Briefly: The future of cars will look a little different than what the design engineers of many car manufacturers imagined. The future will be much more similar to sci-fi.
In the meantime, car sales will not be stellar. Nissan Motor Co. is weighing the option to slash more than 20,000 from its global workforce, with many of the job cuts centered in Europe and developing countries, reported Kyodo News. The proposed cuts are part of a restructuring plan due to slumping global auto sales, as a result of lockdowns across the world and economic turmoil.
Reuters says the announcement of a new medium-term management plan, which would include job cuts and output adjustments, could come as early as next week. Sales volume at Japan’s third-largest automaker has been in a downward trajectory for the past three years, and virus-related shutdowns in key markets collapsed sales in 1H20, forcing the company to now consider restructuring and shrink its footprint.
Last month, several sources told Reuters that Nissan’s proposed “massive restructuring” calls for an annual reduction in production output:
“For years, Nissan was looking for annual sales volumes around 7-8 million vehicles. The company has never managed to sell much more than 5 million or so,” one source told Reuters. “The company can no longer consider this sort of wishful thinking.
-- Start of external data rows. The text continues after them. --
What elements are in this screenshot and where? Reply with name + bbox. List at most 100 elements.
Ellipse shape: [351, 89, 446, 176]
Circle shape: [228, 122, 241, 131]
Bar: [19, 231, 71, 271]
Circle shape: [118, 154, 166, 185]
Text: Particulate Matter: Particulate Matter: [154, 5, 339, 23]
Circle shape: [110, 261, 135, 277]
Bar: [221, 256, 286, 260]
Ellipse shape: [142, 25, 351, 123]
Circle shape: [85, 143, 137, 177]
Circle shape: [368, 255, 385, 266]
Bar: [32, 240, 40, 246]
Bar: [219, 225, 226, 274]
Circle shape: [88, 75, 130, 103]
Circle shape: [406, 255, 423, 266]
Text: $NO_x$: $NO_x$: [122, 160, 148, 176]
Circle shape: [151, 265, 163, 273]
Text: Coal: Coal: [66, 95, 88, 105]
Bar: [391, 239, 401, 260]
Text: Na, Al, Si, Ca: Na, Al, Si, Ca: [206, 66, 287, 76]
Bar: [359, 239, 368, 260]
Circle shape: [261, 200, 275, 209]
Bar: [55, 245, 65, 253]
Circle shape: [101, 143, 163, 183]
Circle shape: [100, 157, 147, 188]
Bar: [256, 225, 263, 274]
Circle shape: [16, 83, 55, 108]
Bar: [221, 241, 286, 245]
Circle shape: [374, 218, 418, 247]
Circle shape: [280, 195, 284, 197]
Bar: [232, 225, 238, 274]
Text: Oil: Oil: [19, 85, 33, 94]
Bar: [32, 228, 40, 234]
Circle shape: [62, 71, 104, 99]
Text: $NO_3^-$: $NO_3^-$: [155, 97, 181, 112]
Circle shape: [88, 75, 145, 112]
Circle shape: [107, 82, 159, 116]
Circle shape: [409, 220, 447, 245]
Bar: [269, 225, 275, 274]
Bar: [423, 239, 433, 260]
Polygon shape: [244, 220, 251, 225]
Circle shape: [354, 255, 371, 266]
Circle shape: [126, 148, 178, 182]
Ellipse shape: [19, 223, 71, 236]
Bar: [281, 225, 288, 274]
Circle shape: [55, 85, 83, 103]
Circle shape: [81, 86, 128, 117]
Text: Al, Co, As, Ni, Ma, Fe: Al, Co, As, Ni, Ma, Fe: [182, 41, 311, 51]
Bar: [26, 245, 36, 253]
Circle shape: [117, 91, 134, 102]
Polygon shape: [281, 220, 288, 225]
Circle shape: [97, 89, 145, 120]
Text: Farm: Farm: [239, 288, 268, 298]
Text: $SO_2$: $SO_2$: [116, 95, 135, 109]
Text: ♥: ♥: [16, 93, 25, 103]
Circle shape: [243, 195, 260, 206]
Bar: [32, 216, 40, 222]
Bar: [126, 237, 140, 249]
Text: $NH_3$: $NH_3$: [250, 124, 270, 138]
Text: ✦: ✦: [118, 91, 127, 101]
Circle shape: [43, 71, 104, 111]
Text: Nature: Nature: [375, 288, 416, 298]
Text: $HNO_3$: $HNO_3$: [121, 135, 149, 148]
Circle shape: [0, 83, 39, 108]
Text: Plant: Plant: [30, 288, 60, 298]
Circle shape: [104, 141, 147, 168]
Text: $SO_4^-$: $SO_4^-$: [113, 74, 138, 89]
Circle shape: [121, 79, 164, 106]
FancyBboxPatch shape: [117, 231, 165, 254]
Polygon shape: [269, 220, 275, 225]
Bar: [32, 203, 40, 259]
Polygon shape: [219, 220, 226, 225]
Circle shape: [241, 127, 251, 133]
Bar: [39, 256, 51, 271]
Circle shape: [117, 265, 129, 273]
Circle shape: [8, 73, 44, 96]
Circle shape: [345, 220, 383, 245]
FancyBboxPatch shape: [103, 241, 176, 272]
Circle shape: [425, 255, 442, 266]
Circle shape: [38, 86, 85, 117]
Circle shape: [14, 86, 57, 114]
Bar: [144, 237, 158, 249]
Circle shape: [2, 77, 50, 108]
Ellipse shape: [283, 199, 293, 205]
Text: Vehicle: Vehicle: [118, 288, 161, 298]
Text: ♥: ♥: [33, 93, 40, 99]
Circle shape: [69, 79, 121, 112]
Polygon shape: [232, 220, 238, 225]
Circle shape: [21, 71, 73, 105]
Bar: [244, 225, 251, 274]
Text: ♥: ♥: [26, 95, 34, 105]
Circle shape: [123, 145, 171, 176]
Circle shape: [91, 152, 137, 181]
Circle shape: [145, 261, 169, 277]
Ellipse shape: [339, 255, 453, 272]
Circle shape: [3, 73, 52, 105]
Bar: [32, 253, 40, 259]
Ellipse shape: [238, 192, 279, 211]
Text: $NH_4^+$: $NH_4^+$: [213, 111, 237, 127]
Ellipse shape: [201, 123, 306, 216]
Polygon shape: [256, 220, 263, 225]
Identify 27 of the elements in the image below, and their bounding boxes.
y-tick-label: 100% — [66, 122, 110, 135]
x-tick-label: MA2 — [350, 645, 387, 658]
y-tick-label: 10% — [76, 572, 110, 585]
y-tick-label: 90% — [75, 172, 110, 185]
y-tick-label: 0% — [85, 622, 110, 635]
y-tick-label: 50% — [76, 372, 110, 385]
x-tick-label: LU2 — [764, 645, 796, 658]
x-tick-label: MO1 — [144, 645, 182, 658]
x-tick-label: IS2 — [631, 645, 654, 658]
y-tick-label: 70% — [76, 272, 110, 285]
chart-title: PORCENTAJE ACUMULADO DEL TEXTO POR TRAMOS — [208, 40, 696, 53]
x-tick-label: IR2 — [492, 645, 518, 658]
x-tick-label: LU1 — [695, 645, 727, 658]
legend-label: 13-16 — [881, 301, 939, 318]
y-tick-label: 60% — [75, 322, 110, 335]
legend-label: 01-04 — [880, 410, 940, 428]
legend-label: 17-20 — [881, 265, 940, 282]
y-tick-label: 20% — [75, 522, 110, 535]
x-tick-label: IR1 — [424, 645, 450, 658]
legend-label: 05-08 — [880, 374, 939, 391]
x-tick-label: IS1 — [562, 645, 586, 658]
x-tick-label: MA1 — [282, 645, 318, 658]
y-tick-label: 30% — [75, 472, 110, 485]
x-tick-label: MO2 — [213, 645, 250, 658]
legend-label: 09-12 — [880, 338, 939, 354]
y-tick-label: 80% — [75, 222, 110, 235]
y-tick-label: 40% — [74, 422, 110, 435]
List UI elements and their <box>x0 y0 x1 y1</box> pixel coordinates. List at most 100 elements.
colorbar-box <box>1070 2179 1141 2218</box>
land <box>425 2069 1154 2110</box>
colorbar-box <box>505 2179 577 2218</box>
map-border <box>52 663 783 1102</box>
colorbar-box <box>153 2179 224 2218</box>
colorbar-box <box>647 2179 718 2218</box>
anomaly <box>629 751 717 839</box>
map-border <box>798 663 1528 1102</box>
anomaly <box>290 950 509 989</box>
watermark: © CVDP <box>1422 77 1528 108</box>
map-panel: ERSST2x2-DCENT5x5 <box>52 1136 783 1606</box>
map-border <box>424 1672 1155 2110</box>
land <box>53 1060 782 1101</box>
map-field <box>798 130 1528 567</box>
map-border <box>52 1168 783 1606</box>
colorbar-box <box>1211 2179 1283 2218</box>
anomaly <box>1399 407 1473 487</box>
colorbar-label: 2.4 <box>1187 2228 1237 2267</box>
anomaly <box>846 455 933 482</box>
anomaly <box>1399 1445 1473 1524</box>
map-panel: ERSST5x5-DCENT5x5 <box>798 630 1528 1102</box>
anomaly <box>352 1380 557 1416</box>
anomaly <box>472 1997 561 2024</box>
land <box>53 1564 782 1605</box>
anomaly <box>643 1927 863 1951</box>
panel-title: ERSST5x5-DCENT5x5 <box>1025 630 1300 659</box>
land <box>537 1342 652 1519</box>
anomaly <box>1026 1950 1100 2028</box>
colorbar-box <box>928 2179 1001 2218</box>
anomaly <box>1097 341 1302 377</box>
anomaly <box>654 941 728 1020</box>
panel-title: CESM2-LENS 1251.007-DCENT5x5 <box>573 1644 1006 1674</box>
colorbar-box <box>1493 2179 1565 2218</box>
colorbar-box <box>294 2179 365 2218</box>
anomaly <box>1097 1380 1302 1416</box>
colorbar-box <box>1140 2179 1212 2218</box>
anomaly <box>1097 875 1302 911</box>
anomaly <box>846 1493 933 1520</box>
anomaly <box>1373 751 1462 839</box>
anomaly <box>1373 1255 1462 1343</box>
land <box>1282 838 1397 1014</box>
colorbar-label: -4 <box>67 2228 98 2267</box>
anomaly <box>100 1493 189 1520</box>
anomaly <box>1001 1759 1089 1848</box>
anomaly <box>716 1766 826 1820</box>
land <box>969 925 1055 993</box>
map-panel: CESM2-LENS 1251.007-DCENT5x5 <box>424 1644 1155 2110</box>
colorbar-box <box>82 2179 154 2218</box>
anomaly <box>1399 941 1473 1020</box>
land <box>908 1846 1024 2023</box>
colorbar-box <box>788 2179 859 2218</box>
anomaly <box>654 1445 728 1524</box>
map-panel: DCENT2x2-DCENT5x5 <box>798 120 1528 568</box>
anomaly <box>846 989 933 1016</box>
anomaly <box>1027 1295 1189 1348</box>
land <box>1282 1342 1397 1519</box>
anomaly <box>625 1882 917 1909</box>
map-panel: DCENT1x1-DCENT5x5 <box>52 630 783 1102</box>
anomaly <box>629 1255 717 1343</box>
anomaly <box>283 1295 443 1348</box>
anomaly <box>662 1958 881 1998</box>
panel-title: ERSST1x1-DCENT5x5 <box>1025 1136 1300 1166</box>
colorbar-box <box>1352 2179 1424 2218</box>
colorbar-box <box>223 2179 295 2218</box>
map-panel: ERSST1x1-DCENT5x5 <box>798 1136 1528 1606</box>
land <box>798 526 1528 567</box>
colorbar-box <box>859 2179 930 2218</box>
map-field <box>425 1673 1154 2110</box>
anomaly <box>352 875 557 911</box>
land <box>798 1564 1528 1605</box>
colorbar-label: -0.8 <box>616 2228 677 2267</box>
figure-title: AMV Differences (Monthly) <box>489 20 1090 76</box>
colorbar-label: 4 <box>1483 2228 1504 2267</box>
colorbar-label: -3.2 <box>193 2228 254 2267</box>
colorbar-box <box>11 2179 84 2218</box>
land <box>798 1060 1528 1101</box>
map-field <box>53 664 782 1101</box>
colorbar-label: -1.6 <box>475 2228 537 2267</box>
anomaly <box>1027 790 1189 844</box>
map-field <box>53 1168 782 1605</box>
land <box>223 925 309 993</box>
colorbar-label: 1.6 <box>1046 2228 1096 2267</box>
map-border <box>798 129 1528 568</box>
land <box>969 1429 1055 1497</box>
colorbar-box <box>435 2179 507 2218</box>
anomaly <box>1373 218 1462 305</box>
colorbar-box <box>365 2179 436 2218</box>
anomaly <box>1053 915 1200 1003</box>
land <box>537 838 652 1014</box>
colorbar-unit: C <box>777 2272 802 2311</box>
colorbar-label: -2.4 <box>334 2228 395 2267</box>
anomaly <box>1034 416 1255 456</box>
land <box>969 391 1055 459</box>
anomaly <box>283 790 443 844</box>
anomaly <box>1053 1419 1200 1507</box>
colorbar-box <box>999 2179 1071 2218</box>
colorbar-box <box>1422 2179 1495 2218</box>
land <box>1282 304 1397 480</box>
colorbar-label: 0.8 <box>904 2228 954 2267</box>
The resizing issue is really being taken into account, it has a lot of consequences on operations for 2020-2022.”
Nissan’s plan for restructuring would last through March 2023. The spread of the virus has already led to the suspension of domestic and overseas plants, with plunging sales in key markets, including North America, Europe, and China.
We recently noted that a massive roll-on/roll-off cargo ship carrying 2,000 Nissan SUVs was denied entry to the port of Los Angeles because of the glut of vehicles that sits at the port and surrounding areas.
“The port was full and the glut is indicative of just how the industry has collapsed in the U.S.”
The duration of the restructuring plan suggests the automaker is not expecting a V-shaped recovery in the global economy but rather a U or even L shaped rebound. Nissan figured out that aggregate demand will not be restored back to pre-corona times anytime soon. At the moment, car sales in the US have crashed the most on record. More than 38 million have filed for unemployment since mid-March, and even though the broader economy has been reopened for weeks — economic turmoil continues.
A.P. Moller-Maersk A/S, the world’s largest container line, warned the other week that a downturn in the global economy would persist through 1H20, with the shipper’s management noting how a V-shaped recovery is not plausible, but more of a U-shaped.
All of this suggests the probabilities of a 2H20 global V-shaped recovery are quickly evaporating. Nissan’s restructuring plan outlines how a recovery in the auto industry and the global economy are years away.